6. Limitations and Directions for Future Benchmarking
Authors highlight several key constraints in the current MIMIC-EchoQA release:
- Absence of official training and validation splits hinders systematic development and ablation of specialized agents.
- Lack of per-task subbenchmarking (e.g., view classification, segmentation, measurement) prevents granular diagnosis of model strengths and weaknesses.
- Evaluation is restricted to accuracy; it does not consider calibration, explanation quality, or human-in-the-loop trust metrics.
- No statistical significance assessments (e.g., p-values) are reported.
Recommended future directions include: release of train/validation splits, per-task annotation frameworks to support modular, interpretable benchmarking, and the addition of richer metrics encompassing reasoning trace fidelity, calibration, and expert trust assessments (Heidari et al., 6 Dec 2025).

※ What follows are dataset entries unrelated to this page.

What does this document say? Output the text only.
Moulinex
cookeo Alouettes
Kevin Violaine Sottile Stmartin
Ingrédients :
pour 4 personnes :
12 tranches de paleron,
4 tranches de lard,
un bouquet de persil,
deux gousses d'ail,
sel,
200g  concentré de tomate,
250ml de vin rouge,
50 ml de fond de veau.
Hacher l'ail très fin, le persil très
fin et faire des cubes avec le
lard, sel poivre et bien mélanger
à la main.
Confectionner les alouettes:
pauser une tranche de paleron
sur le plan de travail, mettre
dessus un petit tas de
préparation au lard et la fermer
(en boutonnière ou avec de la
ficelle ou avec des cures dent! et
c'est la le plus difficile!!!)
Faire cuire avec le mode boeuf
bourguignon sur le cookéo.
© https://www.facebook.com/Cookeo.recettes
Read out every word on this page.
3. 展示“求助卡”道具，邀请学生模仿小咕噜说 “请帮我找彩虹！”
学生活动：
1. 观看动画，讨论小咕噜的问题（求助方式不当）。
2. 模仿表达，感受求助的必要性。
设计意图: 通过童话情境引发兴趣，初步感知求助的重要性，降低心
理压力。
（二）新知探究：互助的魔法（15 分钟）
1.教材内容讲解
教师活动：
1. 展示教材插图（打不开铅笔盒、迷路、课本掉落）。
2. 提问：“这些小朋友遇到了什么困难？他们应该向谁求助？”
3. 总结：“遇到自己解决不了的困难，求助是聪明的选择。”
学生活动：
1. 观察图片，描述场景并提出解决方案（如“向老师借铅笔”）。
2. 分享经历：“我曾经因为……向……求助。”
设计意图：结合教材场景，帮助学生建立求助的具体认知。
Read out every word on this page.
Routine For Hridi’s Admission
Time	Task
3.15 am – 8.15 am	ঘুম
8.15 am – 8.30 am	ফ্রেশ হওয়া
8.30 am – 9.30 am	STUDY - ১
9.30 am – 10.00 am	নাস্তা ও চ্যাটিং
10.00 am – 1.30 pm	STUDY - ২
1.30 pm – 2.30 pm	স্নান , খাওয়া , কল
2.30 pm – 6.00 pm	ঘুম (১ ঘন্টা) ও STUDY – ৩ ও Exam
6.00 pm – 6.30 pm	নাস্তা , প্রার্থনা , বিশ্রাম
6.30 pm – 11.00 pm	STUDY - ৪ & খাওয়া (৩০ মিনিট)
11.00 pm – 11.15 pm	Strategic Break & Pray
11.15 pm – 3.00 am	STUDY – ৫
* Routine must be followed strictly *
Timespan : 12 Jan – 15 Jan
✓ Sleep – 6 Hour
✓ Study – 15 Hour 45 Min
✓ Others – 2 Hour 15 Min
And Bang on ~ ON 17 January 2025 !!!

7. Relationship to Larger Echocardiographic QA Datasets
MIMIC-EchoQA is distinct from the scale-focused EchoQA dataset, which comprises 771,244 text-based question-answer pairs derived from echocardiogram reports in MIMIC-IV (Moukheiber et al., 4 Mar 2025). The EchoQA dataset targets instruction tuning for LLMs using free-text clinical data, while MIMIC-EchoQA centers on multimodal video-language reasoning, measurement, and clinical guideline compliance in the context of imaging data. This suggests the two resources are complementary, addressing different aspects of echocardiographic AI benchmarking and development.
In summary, MIMIC-EchoQA provides a challenging, clinically grounded benchmark for the assessment of multimodal agents in echocardiography. It catalyzes the development and comparative paper of models capable of unified reasoning over multi-view videos and complex guideline-based decisions, with Echo-CoPilot’s 50.8% accuracy establishing the current state-of-the-art (Heidari et al., 6 Dec 2025).